Im Rahmen der Videoreihe „Ask Google Webmasters“ auf YouTube beantwortete Mueller die folgende Frage, die von einem Website-Inhaber gesendet wurde:

„Google ordnet Webseiten basierend auf Inhaltsrelevanz und -qualität (neben anderen Faktoren). Gilt das auch für User Generated Content?“

Die Antwort von Mueller kann unten gelesen werden.

Müllers Antwort

Benutzergenerierte Inhalte beziehen sich auf alles, was von Benutzern zu einer Seite hinzugefügt wurde, nachdem die Seite ursprünglich veröffentlicht wurde.

Das kann alles umfassen, von Kommentaren am Ende eines Artikels über Live-Diskussionen zwischen Benutzern bis hin zu ganzen Seiten, die von anderen Benutzern der Website geschrieben wurden.

Es gibt viele verschiedene Arten von nutzergenerierten Inhalten, und Google behandelt sie genauso wie Inhalte, die vom Autor der ursprünglichen Seite veröffentlicht wurden.

Mueller empfiehlt, dass nutzergenerierte Inhalte auf einer Website den Standards des Websitebesitzers für seine eigenen Inhalte entsprechen sollten.

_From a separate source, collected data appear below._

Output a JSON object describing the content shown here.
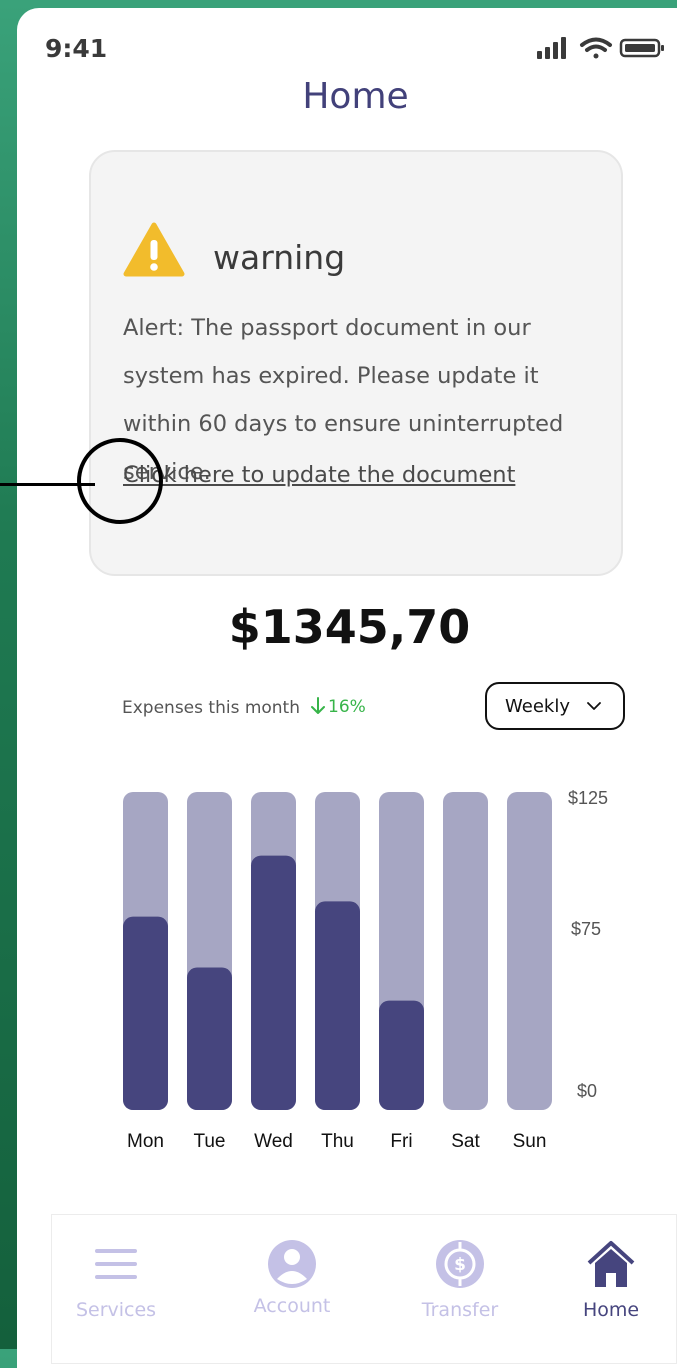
{
  "status_bar": {
    "time": "9:41"
  },
  "header": {
    "title": "Home"
  },
  "alert": {
    "title": "warning",
    "message": "Alert: The passport document in our system has expired. Please update it within 60 days to ensure uninterrupted service.",
    "link": "Click here to update the document"
  },
  "balance": {
    "amount": "$1345,70"
  },
  "expenses": {
    "label": "Expenses this month",
    "change": "16%",
    "change_direction": "down",
    "period": "Weekly"
  },
  "chart_data": {
    "type": "bar",
    "categories": [
      "Mon",
      "Tue",
      "Wed",
      "Thu",
      "Fri",
      "Sat",
      "Sun"
    ],
    "values": [
      76,
      56,
      100,
      82,
      43,
      0,
      0
    ],
    "ylim": [
      0,
      125
    ],
    "yticks": [
      "$125",
      "$75",
      "$0"
    ],
    "colors": {
      "filled": "#46457e",
      "track": "#a6a6c3"
    }
  },
  "nav": {
    "items": [
      {
        "label": "Services",
        "icon": "menu-icon",
        "active": false
      },
      {
        "label": "Account",
        "icon": "user-icon",
        "active": false
      },
      {
        "label": "Transfer",
        "icon": "transfer-icon",
        "active": false
      },
      {
        "label": "Home",
        "icon": "home-icon",
        "active": true
      }
    ]
  },
  "colors": {
    "primary": "#46457e",
    "inactive": "#c4c1e6",
    "success": "#37b449",
    "warning": "#f2bc2c"
  }
}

Mit anderen Worten: Lassen Sie nicht zu, dass Benutzer irgendetwas veröffentlichen.

Hier ist die Antwort in Muellers Worten:

„Insgesamt unterscheidet Google nicht zwischen Inhalten, die Sie geschrieben haben, und Inhalten, die Ihre Nutzer geschrieben haben.

Wenn Sie es auf Ihrer Website veröffentlichen, sehen wir es als Inhalt, den Sie veröffentlicht haben möchten.Und das werden wir für das Ranking verwenden.

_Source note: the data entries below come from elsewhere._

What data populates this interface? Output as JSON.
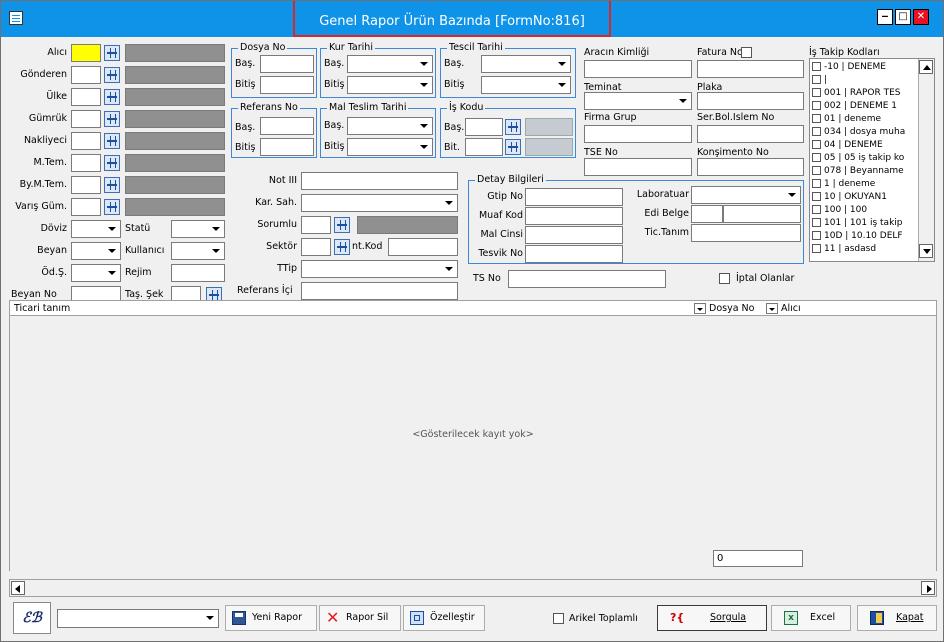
{
  "window": {
    "title": "Genel Rapor Ürün Bazında [FormNo:816]"
  },
  "left_labels": {
    "alici": "Alıcı",
    "gonderen": "Gönderen",
    "ulke": "Ülke",
    "gumruk": "Gümrük",
    "nakliyeci": "Nakliyeci",
    "mtem": "M.Tem.",
    "bymtem": "By.M.Tem.",
    "varis": "Varış Güm.",
    "doviz": "Döviz",
    "beyan": "Beyan",
    "odsek": "Öd.Ş.",
    "beyanno": "Beyan No",
    "statu": "Statü",
    "kullanici": "Kullanıcı",
    "rejim": "Rejim",
    "tassek": "Taş. Şek"
  },
  "groups": {
    "dosya_no": "Dosya No",
    "kur_tarihi": "Kur Tarihi",
    "tescil_tarihi": "Tescil Tarihi",
    "referans_no": "Referans No",
    "mal_teslim": "Mal Teslim Tarihi",
    "is_kodu": "İş Kodu",
    "detay": "Detay Bilgileri"
  },
  "range_labels": {
    "bas": "Baş.",
    "bitis": "Bitiş",
    "bit": "Bit."
  },
  "mid_labels": {
    "not3": "Not III",
    "karsah": "Kar. Sah.",
    "sorumlu": "Sorumlu",
    "sektor": "Sektör",
    "intkod": "nt.Kod",
    "ttip": "TTip",
    "refici": "Referans İçi",
    "tsno": "TS No"
  },
  "detay_labels": {
    "gtip": "Gtip No",
    "muaf": "Muaf Kod",
    "malcinsi": "Mal Cinsi",
    "tesvik": "Tesvik No",
    "laboratuar": "Laboratuar",
    "edibelge": "Edi Belge",
    "tictanim": "Tic.Tanım"
  },
  "right_labels": {
    "arac": "Aracın Kimliği",
    "fatura": "Fatura No",
    "teminat": "Teminat",
    "plaka": "Plaka",
    "firmagrup": "Firma Grup",
    "serbol": "Ser.Bol.Islem No",
    "tse": "TSE No",
    "konsimento": "Konşimento No",
    "iptal": "İptal Olanlar"
  },
  "is_takip": {
    "title": "İş Takip Kodları",
    "items": [
      "-10 | DENEME",
      "|",
      "001 | RAPOR TES",
      "002 | DENEME 1",
      "01 | deneme",
      "034 | dosya muha",
      "04 | DENEME",
      "05 | 05 iş takip ko",
      "078 | Beyanname",
      "1 | deneme",
      "10 | OKUYAN1",
      "100 | 100",
      "101 | 101 iş takip",
      "10D | 10.10 DELF",
      "11 | asdasd"
    ]
  },
  "grid": {
    "col_ticari": "Ticari tanım",
    "col_dosya": "Dosya No",
    "col_alici": "Alıcı",
    "empty": "<Gösterilecek kayıt yok>",
    "count": "0"
  },
  "toolbar": {
    "yeni": "Yeni Rapor",
    "sil": "Rapor Sil",
    "ozellestir": "Özelleştir",
    "artikel": "Arikel Toplamlı",
    "sorgula": "Sorgula",
    "excel": "Excel",
    "kapat": "Kapat"
  },
  "colors": {
    "titlebar": "#0f93e8",
    "highlight": "#d9262b",
    "selected_field": "#ffff00"
  }
}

Schließlich ist es Ihre Website, oder?

Wenn Sie also über eine größere Menge an nutzergenerierten Inhalten verfügen, stellen Sie sicher, dass diese Ihren Standards für die Veröffentlichung von Inhalten auf Ihrer Website entsprechen.“

Moderieren von nutzergenerierten Inhalten

Mueller schlägt weiterhin Möglichkeiten vor, wie Websites nutzergenerierte Inhalte sicher akzeptieren können, ohne dass sich dies auf das Ranking auswirkt.

Zunächst empfiehlt Mueller, Seiten mit nutzergenerierten Inhalten aus dem Google-Index zu sperren, bis sie eine Qualitätsprüfung durchlaufen haben.

So empfiehlt Mueller die Moderation von UGC:

„Eine einfache Möglichkeit, dies zu tun, besteht darin, die Indexierung dieser Seiten standardmäßig zu blockieren und die Indexierung nur zuzulassen, wenn Sie mit der Qualität zufrieden sind.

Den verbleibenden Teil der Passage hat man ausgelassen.